We furnish the apartment. Joe and I walk to work across the Brooklyn Bridge. Graduate school courses become less demanding because we are on top of the A train. After our ordeal of looking, we want to stay here. We’re so close to the subway, people park their cars here to commute. The car alarms ring night and day, and go on for hours. We lose a night a week of sleep to the car alarms. Years pass, and my patience runs out. I’m going to put an end to that. I’ll torch the next car whose alarm that goes on for more than an hour.

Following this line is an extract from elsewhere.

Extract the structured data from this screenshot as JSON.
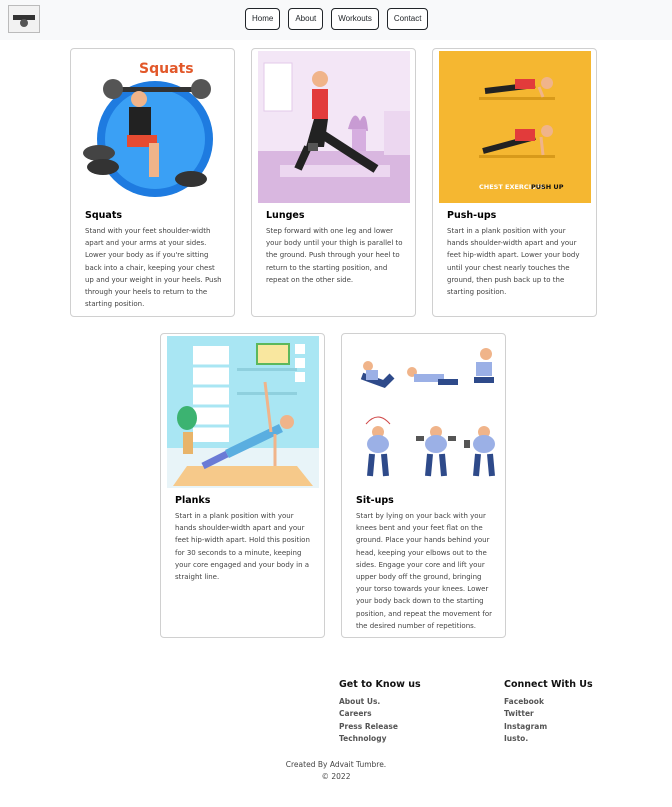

Checklist: black balaclava mask, black shirt and pants over shorts and t-shirt. Add a rag, rubbing alcohol and lighter. Just wait for the next jerk who doesn’t come out to turn off his car alarm. I’m ready to go to jail for this Cause. I am one desperate woman. Joe calls from work. “The NY State Legislature has just passed a noise abatement law. All cars registered in New York State must have an alarm stop which turns off after 15 minutes. The police can ticket any car whose alarm runs on for more than 30 minutes. They can tow any car whose alarm goes on for more than an hour”. I throw the baggy pants, balaclava, and oversize top into the donation bin. Joe is joking, of course. He simply doesn’t want the effort of a lawsuit after I’m caught.
A local heroine emerges in our neighborhood. The local throwaway newspaper features a woman who dons a balaclava and dark clothing. She goes around torching cars whose alarms run on for more than an hour. She takes a rag, dips it in rubbing alcohol, places it on top of the car hood, and lights it. She’s totally anonymous and has never been caught. The reporter who interviewed her quoted her as saying: “Like, when I realized the police couldn’t care less about noise pollution I stepped up my campaign. I used to go out once a week. Now I simply go out as often as I hear an alarm for an hour”. There’s a fund for her legal defense, if she’s ever caught. The reporter asks how she got started on this noble endeavor. “I’d signed petitions, and written letters, but nobody paid any attention. I raided a Thrift Shop donation box and found a balaclava, baggy black pants, a baggy shirt and a lighter all in one bag together. I then realized I could make a real difference in the local noise level. I hadn’t realized the local police would turn a blind eye to my efforts”.
My brother-in-law voices the family’s sentiments: “We always thought you and Joe were too good to be true. Now we know you’re human like the rest of us. Well done”. I tell him I am not the “Angel of Peace” of Brooklyn Heights. I protest I have no idea of what he’s talking about. “Ok, OK. We’re just letting you know we’re on your side”, he continues. Our friends are even less subtle. The more I protest, the more they believe. The Brooklyn Heights “Angel of Peace” remains anonymous, even when offered a TV contract .
Eventually, we move to a house in the suburbs. Lawn services replace car alarms, and the noisy teens on the block enjoy “their” “music” at ear-splitting levels. Our baby wakes up to nurse every 2 ½ hours. Still, it’s an improvement. We don’t lose as much sleep.